The Gemara asks this question, as well, by posing a legalistic question: would we dispense with the ceremony if the murder victim were old (and therefore beyond the age of procreativity) or castrated (and hence incapable of reproducing)? It is a rhetorical question because Torah commands the ceremony whenever someone is slain and the murderer is unknown. Gemara’s answer is wonderful. What is lost is the person’s mitzvot – all the good things he would have done, all the divine obligations he would have undertaken, all the ways he would have lived in response to God have been lost irrevocably. An image of God has perished, stolen from humanity and from God, and all that the victim would have done and could have become has tragically been lost. This interpretation of “fruit” raises it to a much higher, more humane, and indeed holier level.

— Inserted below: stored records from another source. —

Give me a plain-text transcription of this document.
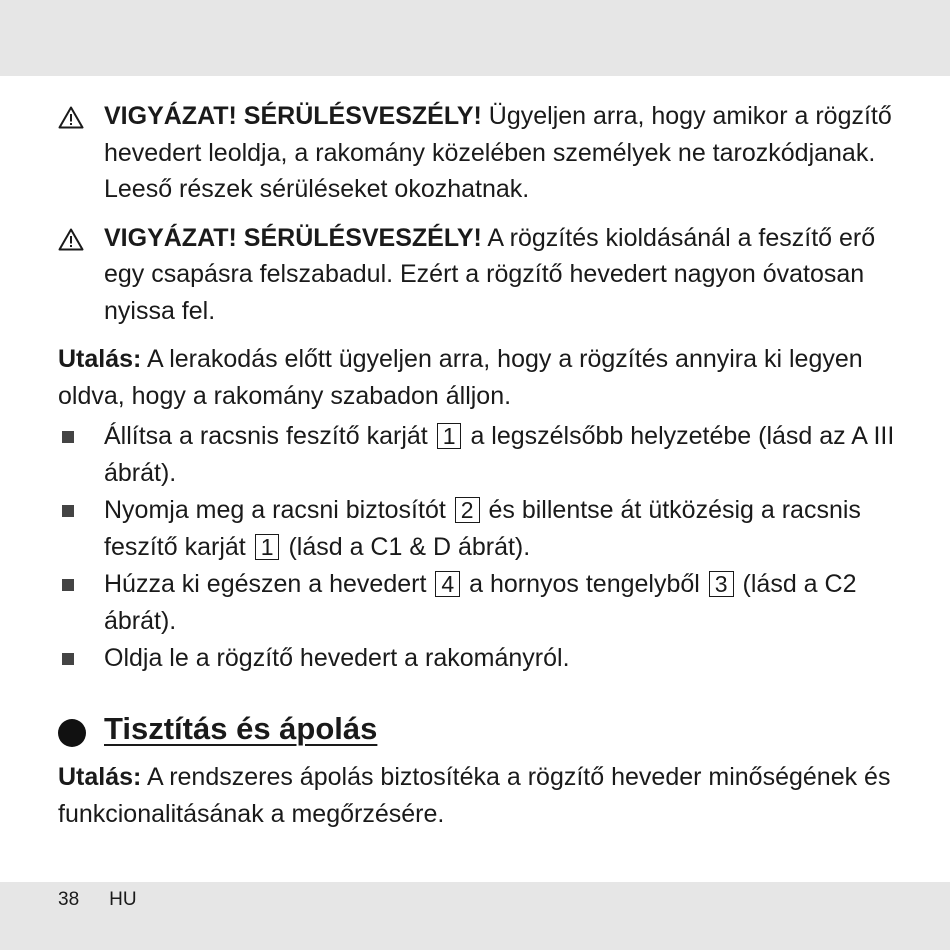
VIGYÁZAT! SÉRÜLÉSVESZÉLY! Ügyeljen arra, hogy amikor a rögzítő hevedert leoldja, a rakomány közelében személyek ne tarozkódjanak. Leeső részek sérüléseket okozhatnak.
VIGYÁZAT! SÉRÜLÉSVESZÉLY! A rögzítés kioldásánál a feszítő erő egy csapásra felszabadul. Ezért a rögzítő hevedert nagyon óvatosan nyissa fel.
Utalás: A lerakodás előtt ügyeljen arra, hogy a rögzítés annyira ki legyen oldva, hogy a rakomány szabadon álljon.
Állítsa a racsnis feszítő karját 1 a legszélsőbb helyzetébe (lásd az A III ábrát).
Nyomja meg a racsni biztosítót 2 és billentse át ütközésig a racsnis feszítő karját 1 (lásd a C1 & D ábrát).
Húzza ki egészen a hevedert 4 a hornyos tengelyből 3 (lásd a C2 ábrát).
Oldja le a rögzítő hevedert a rakományról.
Tisztítás és ápolás
Utalás: A rendszeres ápolás biztosítéka a rögzítő heveder minőségének és funkcionalitásának a megőrzésére.
38 HU
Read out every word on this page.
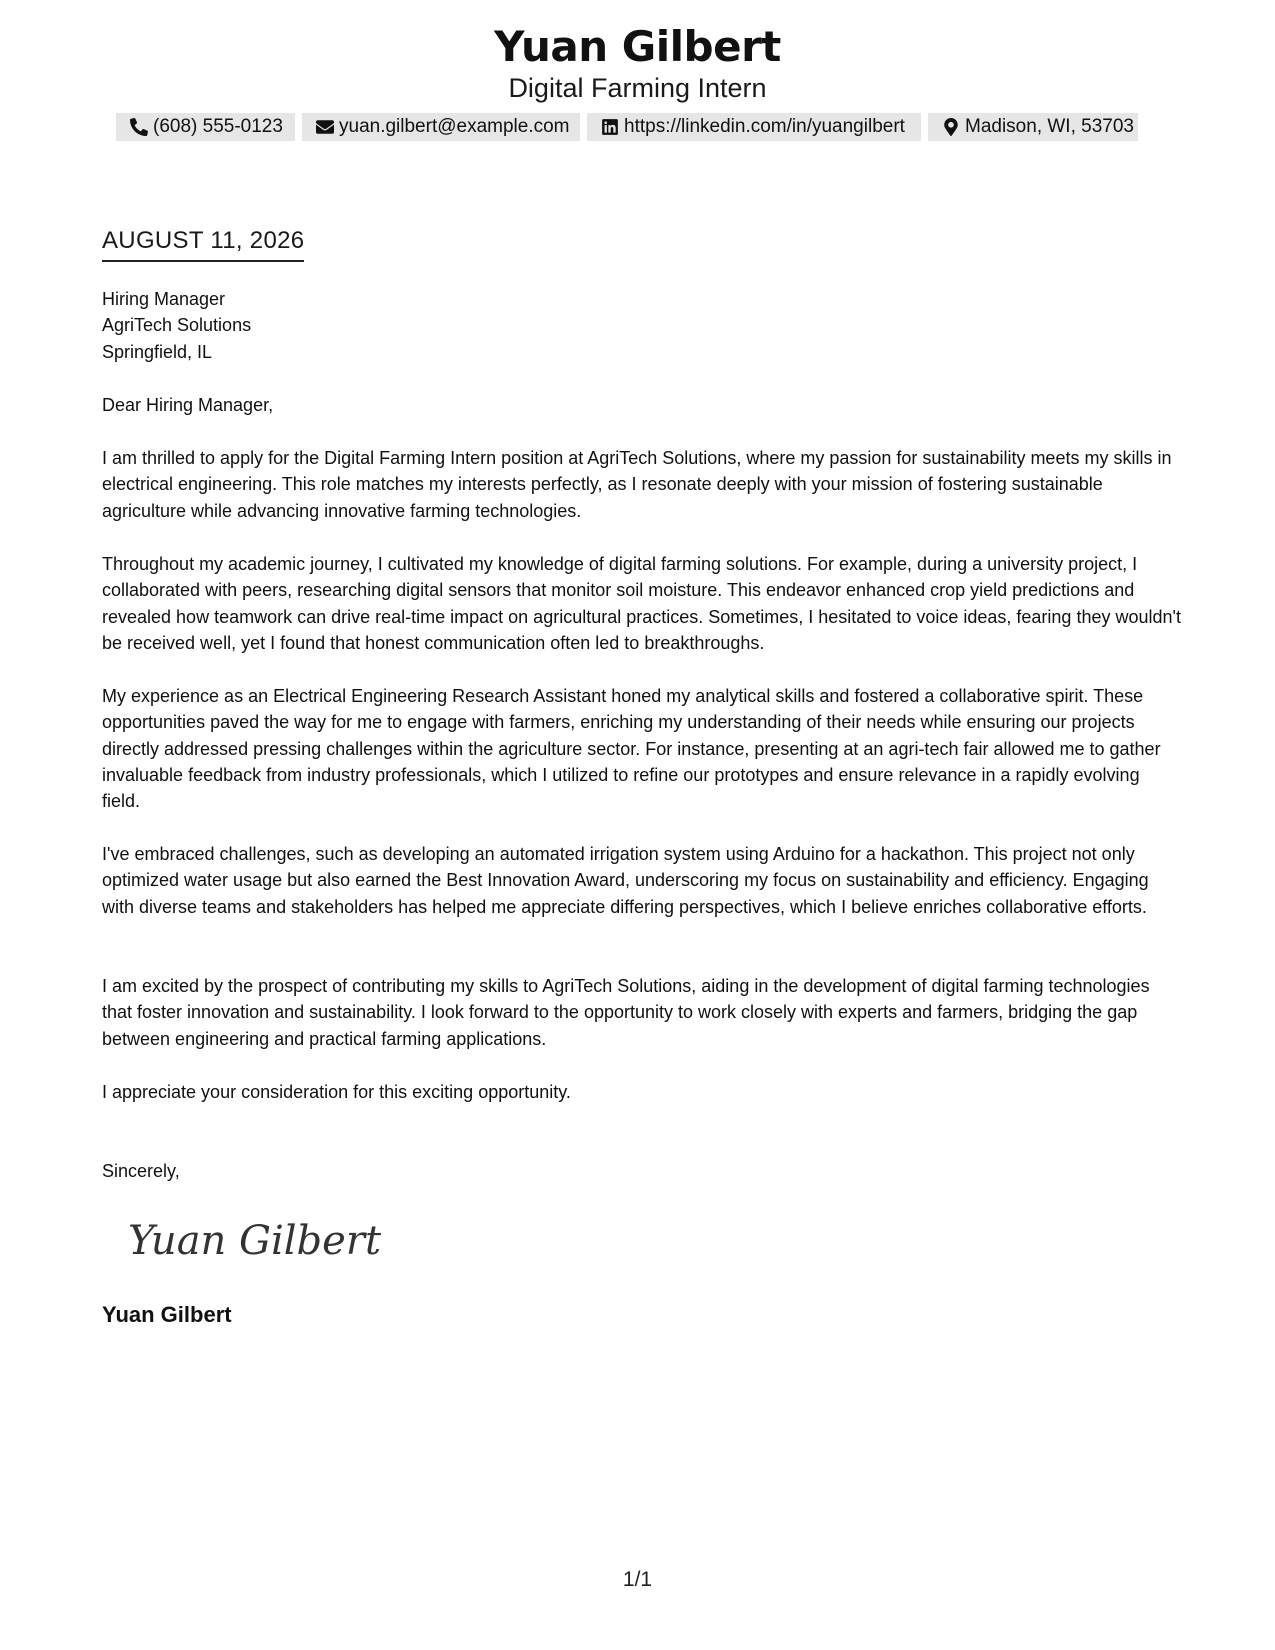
Yuan Gilbert
Digital Farming Intern
(608) 555-0123	yuan.gilbert@example.com	https://linkedin.com/in/yuangilbert	Madison, WI, 53703
AUGUST 11, 2026
Hiring Manager
AgriTech Solutions
Springfield, IL
Dear Hiring Manager,
I am thrilled to apply for the Digital Farming Intern position at AgriTech Solutions, where my passion for sustainability meets my skills in electrical engineering. This role matches my interests perfectly, as I resonate deeply with your mission of fostering sustainable agriculture while advancing innovative farming technologies.
Throughout my academic journey, I cultivated my knowledge of digital farming solutions. For example, during a university project, I collaborated with peers, researching digital sensors that monitor soil moisture. This endeavor enhanced crop yield predictions and revealed how teamwork can drive real-time impact on agricultural practices. Sometimes, I hesitated to voice ideas, fearing they wouldn't be received well, yet I found that honest communication often led to breakthroughs.
My experience as an Electrical Engineering Research Assistant honed my analytical skills and fostered a collaborative spirit. These opportunities paved the way for me to engage with farmers, enriching my understanding of their needs while ensuring our projects directly addressed pressing challenges within the agriculture sector. For instance, presenting at an agri-tech fair allowed me to gather invaluable feedback from industry professionals, which I utilized to refine our prototypes and ensure relevance in a rapidly evolving field.
I've embraced challenges, such as developing an automated irrigation system using Arduino for a hackathon. This project not only optimized water usage but also earned the Best Innovation Award, underscoring my focus on sustainability and efficiency. Engaging with diverse teams and stakeholders has helped me appreciate differing perspectives, which I believe enriches collaborative efforts.
I am excited by the prospect of contributing my skills to AgriTech Solutions, aiding in the development of digital farming technologies that foster innovation and sustainability. I look forward to the opportunity to work closely with experts and farmers, bridging the gap between engineering and practical farming applications.
I appreciate your consideration for this exciting opportunity.
Sincerely,
Yuan Gilbert
Yuan Gilbert
1/1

Addendum: for those interested, here is Mishnah Yebamot 6:6. (It is worthwhile to examine the discussion on Yevamot 65b–66a where a significant minority express discomfort with the exemption of women.)
No man may abstain from keeping the law, Be fertile and increase (Genesis 1:28), unless he already has children: according to the School of Shammai, two sons; according to the School of Hillel, a son and a daughter, for it is written, Male and female God created them (Genesis 5:2). If he married a woman and lived with her ten years and she bore no child, he is not permitted to abstain [from fulfilling this legal obligation]. If he divorced her, she may be married to another and the second husband may live with her for ten years. If she had a miscarriage the space [of ten years] is measured from the time of the miscarriage. The duty to be fruitful and multiply falls on the man but not on the woman. R. Yochanan b. Baroka [dissents from this view and] says: Of them of both it is written, God blessed them and God said to them: “Be fertile and increase” (Genensis 1:28).